Editor’s Letter | Sculpture

Doing the Hokeypokey by Georgia Gerber, sculpture, southwest art.
Doing the Hokeypokey by Georgia Gerber

By Margaret L. Brown

Ever since ancient man first picked up clay and molded a figure or carved a crude image in stone, artists have been replicating the world around them and the symbols meaningful to them in three-dimensional form. Today’s sculptors working in bronze, wood, stone, glass, clay, and other media continue this expressive tradition. And it is an exacting art form. “What keeps me sculpting is the fact that I can’t master it,” says Texas sculptor Rick Jackson, who has been creating western images in bronze for the past two decades. New Mexico sculptor Vic Payne, who is profiled in this issue, is enthralled with the ability to re-create the Old West in sculptural detail. “You want to see what it was really like, and definitely the easiest way to see it is to make it in bronze,” he says of such images as a cowboy flying out of the saddle and holding on to the reins for dear life or weary trail riders crossing a stream. The sculpture in this issue offers something for everyone, from realistic cowboys to dancing rabbits, abstracted figures, sleek birds of prey, and flying forms.

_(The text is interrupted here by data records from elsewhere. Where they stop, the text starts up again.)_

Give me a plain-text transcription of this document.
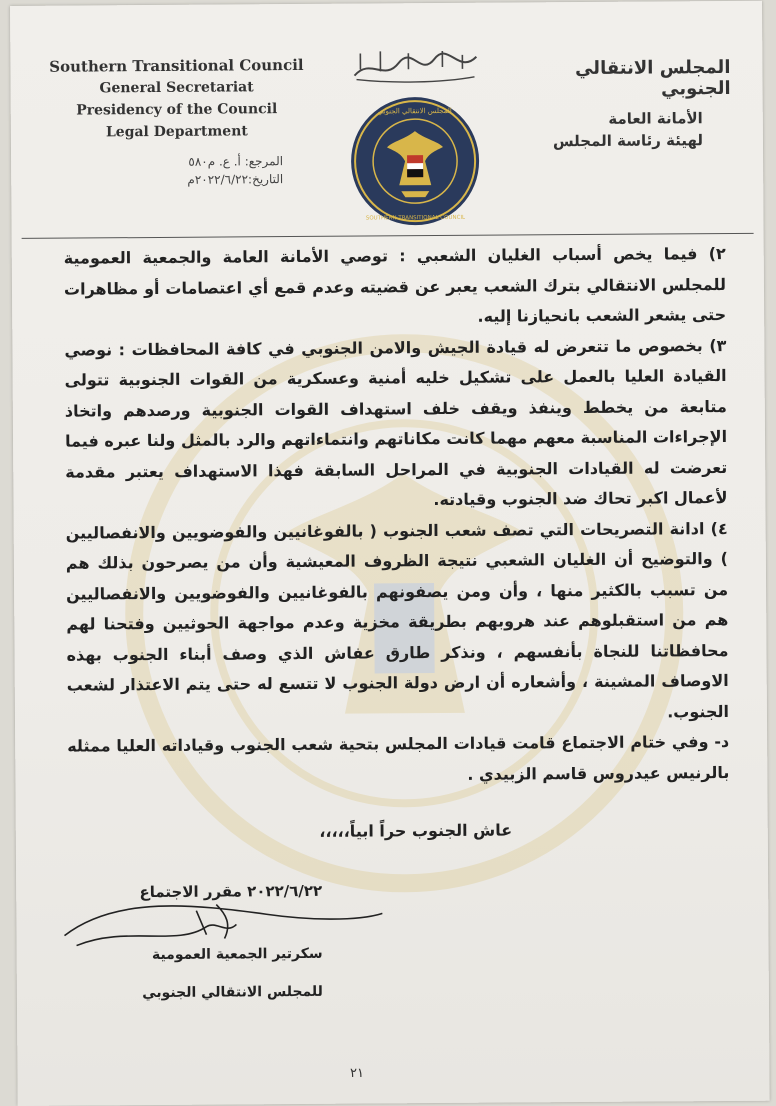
Southern Transitional Council
General Secretariat
Presidency of the Council
Legal Department
المرجع: أ. ع. م٥٨٠
التاريخ:٢٠٢٢/٦/٢٢م
المجلس الانتقالي الجنوبي
SOUTHERN TRANSITIONAL COUNCIL
المجلس الانتقالي الجنوبي
الأمانة العامة
لهيئة رئاسة المجلس

٢) فيما يخص أسباب الغليان الشعبي : توصي الأمانة العامة والجمعية العمومية للمجلس الانتقالي بترك الشعب يعبر عن قضيته وعدم قمع أي اعتصامات أو مظاهرات حتى يشعر الشعب بانحيازنا إليه.

٣) بخصوص ما تتعرض له قيادة الجيش والامن الجنوبي في كافة المحافظات : نوصي القيادة العليا بالعمل على تشكيل خليه أمنية وعسكرية من القوات الجنوبية تتولى متابعة من يخطط وينفذ ويقف خلف استهداف القوات الجنوبية ورصدهم واتخاذ الإجراءات المناسبة معهم مهما كانت مكاناتهم وانتماءاتهم والرد بالمثل ولنا عبره فيما تعرضت له القيادات الجنوبية في المراحل السابقة فهذا الاستهداف يعتبر مقدمة لأعمال اكبر تحاك ضد الجنوب وقيادته.

٤) ادانة التصريحات التي تصف شعب الجنوب ( بالفوغانيين والفوضويين والانفصاليين ) والتوضيح أن الغليان الشعبي نتيجة الظروف المعيشية وأن من يصرحون بذلك هم من تسبب بالكثير منها ، وأن ومن يصفونهم بالفوغانيين والفوضويين والانفصاليين هم من استقبلوهم عند هروبهم بطريقة مخزية وعدم مواجهة الحوثيين وفتحنا لهم محافظاتنا للنجاة بأنفسهم ، ونذكر طارق عفاش الذي وصف أبناء الجنوب بهذه الاوصاف المشينة ، وأشعاره أن ارض دولة الجنوب لا تتسع له حتى يتم الاعتذار لشعب الجنوب.

د- وفي ختام الاجتماع قامت قيادات المجلس بتحية شعب الجنوب وقياداته العليا ممثله بالرنيس عيدروس قاسم الزبيدي .

عاش الجنوب حراً ابياً،،،،،
٢٠٢٢/٦/٢٢ مقرر الاجتماع
سكرتير الجمعية العمومية
للمجلس الانتقالي الجنوبي
٢١
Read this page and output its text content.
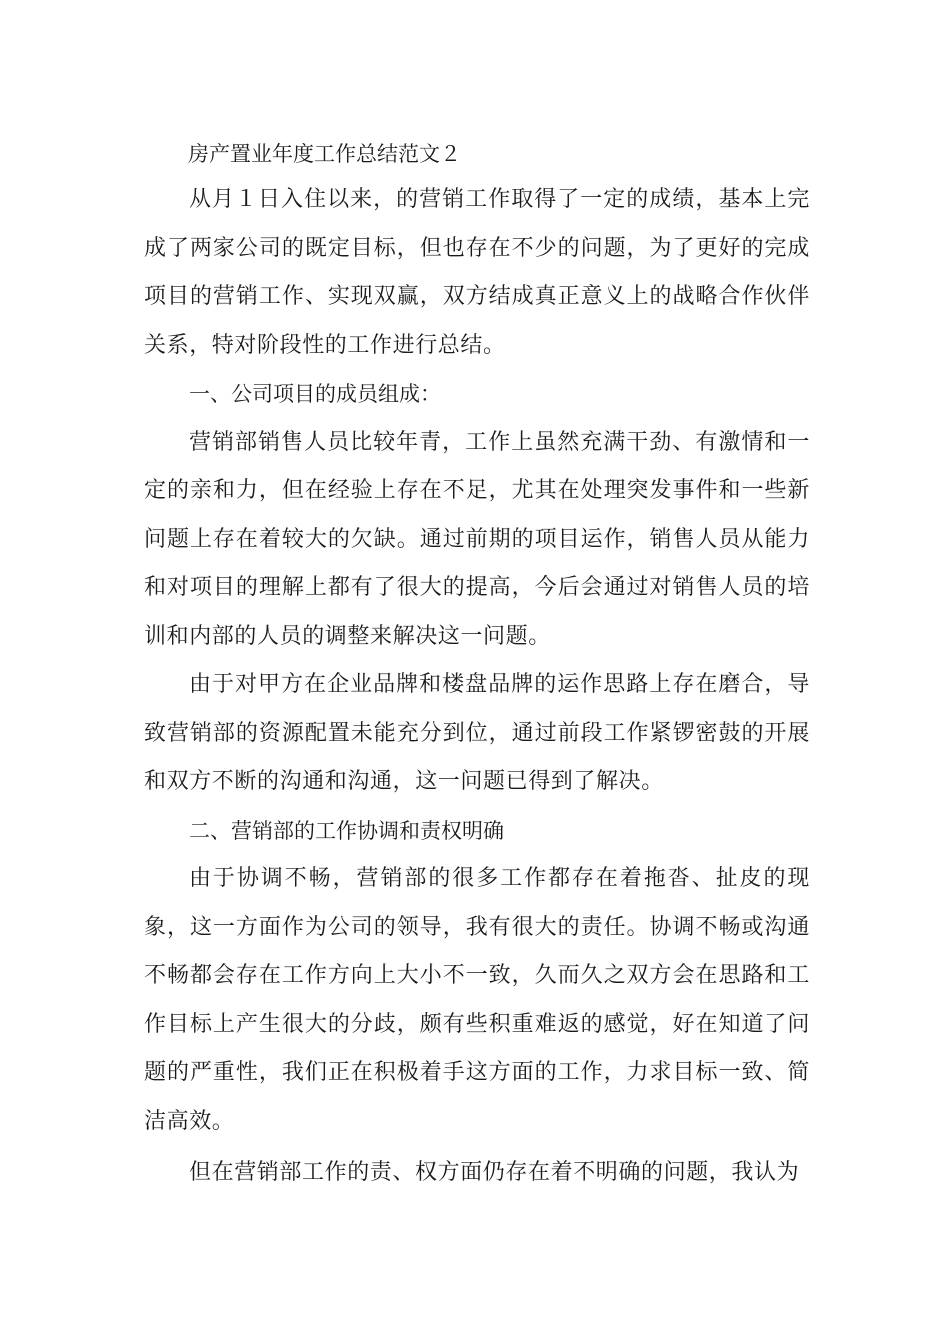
房产置业年度工作总结范文２

从月１日入住以来，的营销工作取得了一定的成绩，基本上完成了两家公司的既定目标，但也存在不少的问题，为了更好的完成项目的营销工作、实现双赢，双方结成真正意义上的战略合作伙伴关系，特对阶段性的工作进行总结。

一、公司项目的成员组成：

营销部销售人员比较年青，工作上虽然充满干劲、有激情和一定的亲和力，但在经验上存在不足，尤其在处理突发事件和一些新问题上存在着较大的欠缺。通过前期的项目运作，销售人员从能力和对项目的理解上都有了很大的提高，今后会通过对销售人员的培训和内部的人员的调整来解决这一问题。

由于对甲方在企业品牌和楼盘品牌的运作思路上存在磨合，导致营销部的资源配置未能充分到位，通过前段工作紧锣密鼓的开展和双方不断的沟通和沟通，这一问题已得到了解决。

二、营销部的工作协调和责权明确

由于协调不畅，营销部的很多工作都存在着拖沓、扯皮的现象，这一方面作为公司的领导，我有很大的责任。协调不畅或沟通不畅都会存在工作方向上大小不一致，久而久之双方会在思路和工作目标上产生很大的分歧，颇有些积重难返的感觉，好在知道了问题的严重性，我们正在积极着手这方面的工作，力求目标一致、简洁高效。

但在营销部工作的责、权方面仍存在着不明确的问题，我认为
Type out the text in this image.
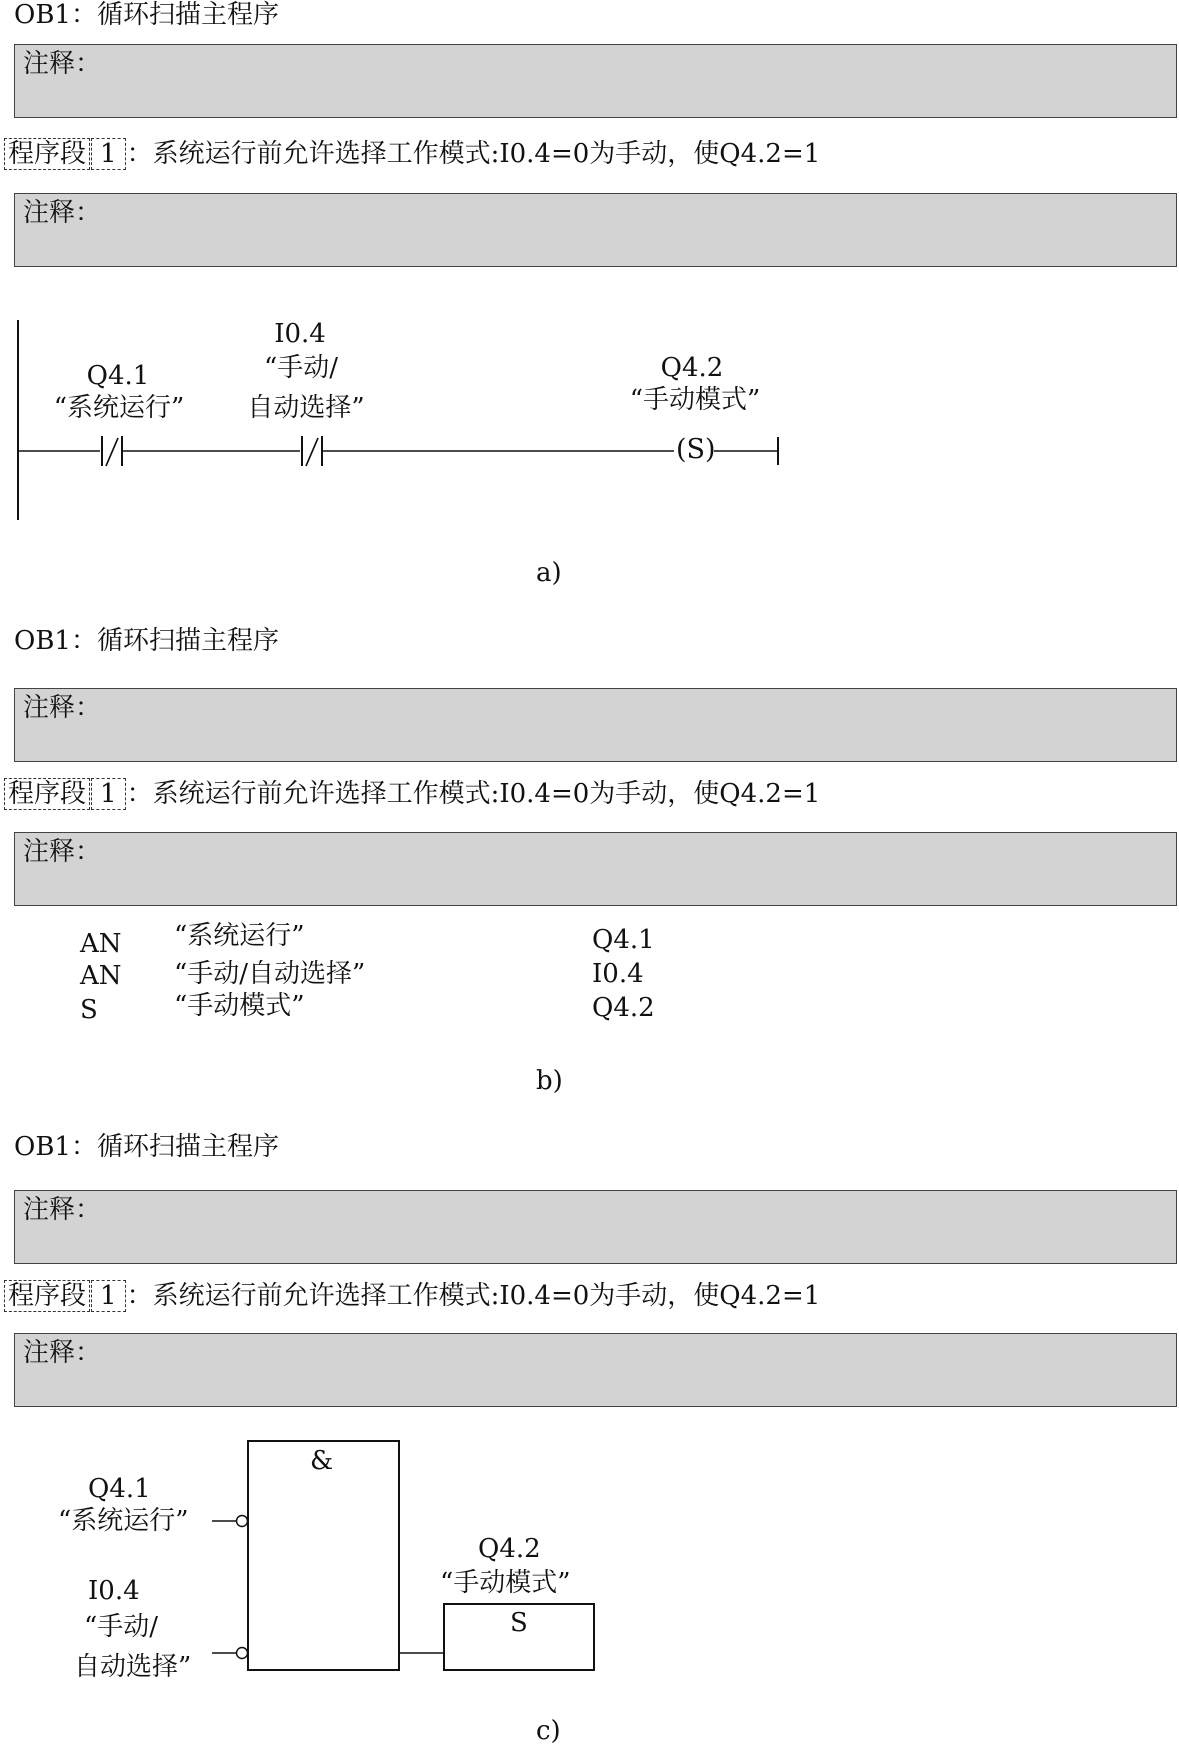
OB1：循环扫描主程序
注释：
程序段 1 ：系统运行前允许选择工作模式:I0.4=0为手动，使Q4.2=1
注释：
(S)
Q4.1
“系统运行”
I0.4
“手动/
自动选择”
Q4.2
“手动模式”
a)
OB1：循环扫描主程序
注释：
程序段 1 ：系统运行前允许选择工作模式:I0.4=0为手动，使Q4.2=1
注释：
AN “系统运行”	Q4.1
AN “手动/自动选择”	I0.4
S	“手动模式”	Q4.2
b)
OB1：循环扫描主程序
注释：
程序段 1 ：系统运行前允许选择工作模式:I0.4=0为手动，使Q4.2=1
注释：
&
S
Q4.1
“系统运行”
I0.4
“手动/
自动选择”
Q4.2
“手动模式”
c)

We also preview the year’s biggest sculpture event: the Sculpture in the Park and Loveland Sculpture Invitational shows held August 12-13 in Loveland, CO.

In addition to sculpture, this issue also features paintings of the western horizon by California artist William Glen Crooks, still lifes by Utah painter David Dornan, florals by Coloradoan Lu Haskew, and a survey of the career of historic painter Martin Johnson Heade in conjunction with a major exhibition on view at the Los Angeles County Museum of Art. Finally, we tour the Santa Fe home of Chuck and Jan Rosenak, whose passion for folk art should inspire any collector to get out and go exploring.